Digby also gets assistance from the young girl, Elsie; she draws an anatomically accurate picture of Digby’s hand. Instead of being insulted, Digby is amazed at the talent Elsie shows at the age of nine. In addition, she helps him, perhaps inadvertently, with his physical therapy, manipulating his hands in hers in order to produce a portrait of his mother. Digby is struck

Elsie, little fawn who has also suffered the loss of a mother, do you know that somehow we managed to do what time could not?
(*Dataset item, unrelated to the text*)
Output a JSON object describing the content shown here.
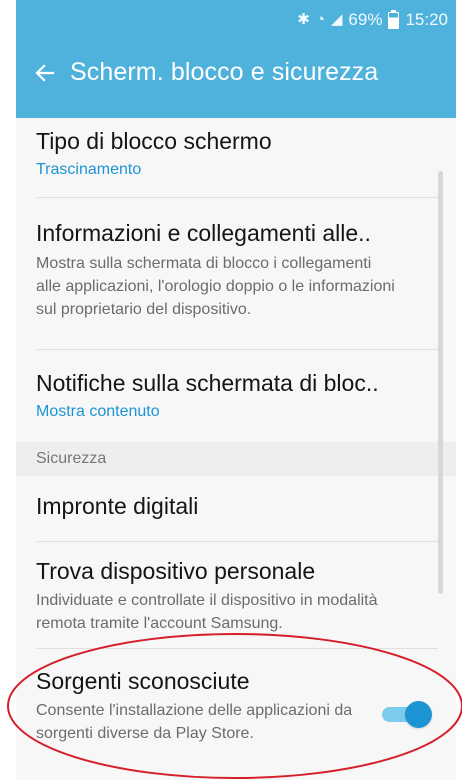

For all these years, the only image I carried of my mother, the facies that superseded any other, was of her obscene, monstrous death mask (269).

Elsie, in her youthful innocence—or in her precocious, unfortunate knowledge of death—has been able to show Digby a different picture of his life experience.

Philipose has also been learning something about death and destiny. He revives the young boatman’s boy and “is stunned to witness this resurrection” (277), another oblique reference to the power of faith. However, Philipose is not inspired to join the medical profession, even as Digby praises his actions. When he returns home after saving the child, he is uncomfortable: “Philipose feels every eye on him. He forces a polite smile to his face but inwardly he shudders. He has never had the least desire to be a doctor” (283). This will not be Philipose’s destiny. When Elsie sketches his portrait in the car on the way back to Parambil, Philipose thinks that “she’s captured his burning and naked need to be home” (284). Later, Digby will echo this sentiment in his need to buy land far from the scene of his accident. The two men share a desire to retreat from the world—a foreshadowing of what else they might share.